I had to groan when I walked in there. Three of the four soft chairs were taken and the one that was open was next to Yellow Tooth (hey he has this one front tooth that is yellow). Yellow tooth is nuts and I try my damnest to stay away from him since he likes to talk. However I hate reading in the wooden chairs. Hey I have a sensitive butt. So I made the decision to sit next to Yellow Tooth with the hopes of him finding some other victim. No such luck although it did take him awhile. He wanted my input on his career choice and moving to Fairfax or Raleigh. Now I would love to give this low grade moron some misinformation, but really believe he would use it and I didn't want that on my conscience. So in a nice way I conveyed that I didn't give a shit what the hell he did and went back to my book. Hey I didn't pay $4.48 for a latte to talk to Yellow Tooth. So after a while he put his sights on the two other guys in the soft chair across the room. Yes their is no escape from Yellow Tooth.

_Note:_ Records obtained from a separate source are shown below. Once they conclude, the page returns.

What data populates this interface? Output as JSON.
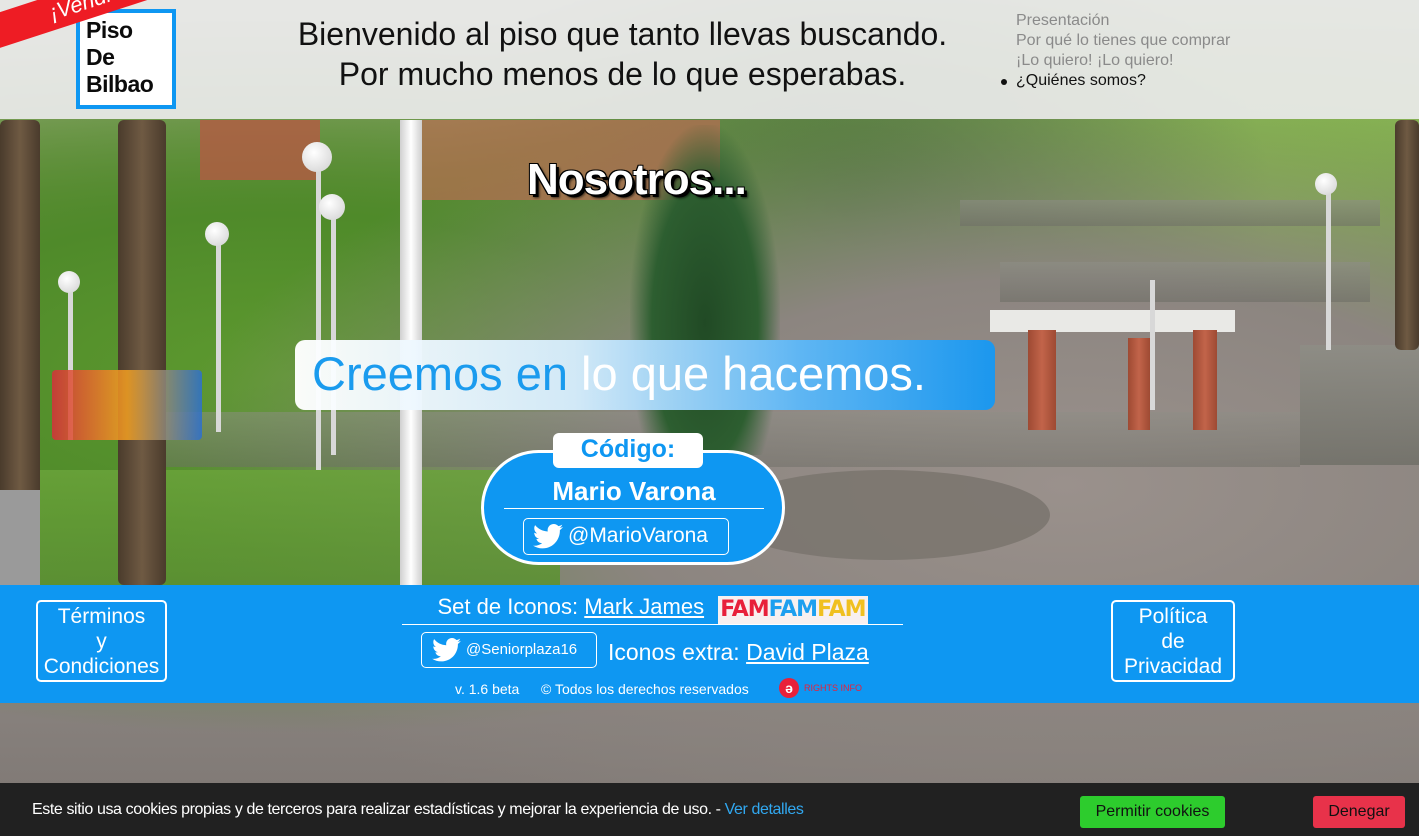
{
  "header": {
    "logo_text": "Piso\nDe\nBilbao",
    "sold_ribbon": "¡Vendido!",
    "title_line1": "Bienvenido al piso que tanto llevas buscando.",
    "title_line2": "Por mucho menos de lo que esperabas.",
    "nav": [
      {
        "label": "Presentación",
        "active": false
      },
      {
        "label": "Por qué lo tienes que comprar",
        "active": false
      },
      {
        "label": "¡Lo quiero! ¡Lo quiero!",
        "active": false
      },
      {
        "label": "¿Quiénes somos?",
        "active": true
      }
    ]
  },
  "hero": {
    "section_title": "Nosotros...",
    "motto_part1": "Creemos en",
    "motto_part2": " lo que hacemos."
  },
  "code_card": {
    "label": "Código:",
    "name": "Mario Varona",
    "twitter": "@MarioVarona",
    "twitter_icon": "twitter-bird-icon"
  },
  "footer": {
    "terms_lines": [
      "Términos",
      "y",
      "Condiciones"
    ],
    "privacy_lines": [
      "Política",
      "de",
      "Privacidad"
    ],
    "icon_set_label": "Set de Iconos:",
    "icon_set_author": "Mark James",
    "famfam_logo": [
      "FAM",
      "FAM",
      "FAM"
    ],
    "twitter": "@Seniorplaza16",
    "extra_icons_label": "Iconos extra:",
    "extra_icons_author": "David Plaza",
    "version": "v. 1.6 beta",
    "rights": "© Todos los derechos reservados",
    "rights_info": "RIGHTS INFO"
  },
  "cookies": {
    "text": "Este sitio usa cookies propias y de terceros para realizar estadísticas y mejorar la experiencia de uso. - ",
    "details_link": "Ver detalles",
    "allow_button": "Permitir cookies",
    "deny_button": "Denegar"
  },
  "colors": {
    "brand_blue": "#0e97f2",
    "sold_red": "#ee1c24",
    "allow_green": "#2dcc2d",
    "deny_red": "#e8324a",
    "cookie_bg": "#212121"
  }
}
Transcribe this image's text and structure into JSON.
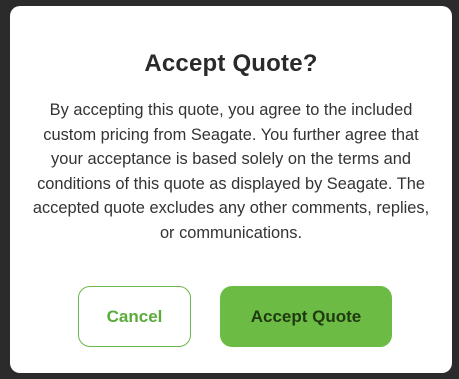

While he was still talking to them which must have been like 20 minutes. I headed out to the office to continue cleaning out my storage room. It's amazing when you haven't used stuff in 2-3 years that it is so easy to get rid off. Slowly but surely I'll have that room nice and trim. I was also able to extract some holiday decorations for my room.

Time To Cut Bait

That didn't take long. Spa girl called me tonight and she was still at work with clients. I was happy that she was busy, but I was surprised since the spa closed like 2 hours prior. Anyway she wanted to cancel tomorrow since she would be too tired to go to the museum. For me that's a deal breaker. I've spent a lot of my life living with other people's limitations and not doing all the stuff I like to do. I do two jobs, salsa, work out, and a bunch of other things. Sometimes all in the same day. I want a person to keep up with me instead of me slowing down for them. So Spa girl gets put on the friends list. That little break for me makes it easier for me to put her there. I'll be happy to do things with her, but only high energy people need apply.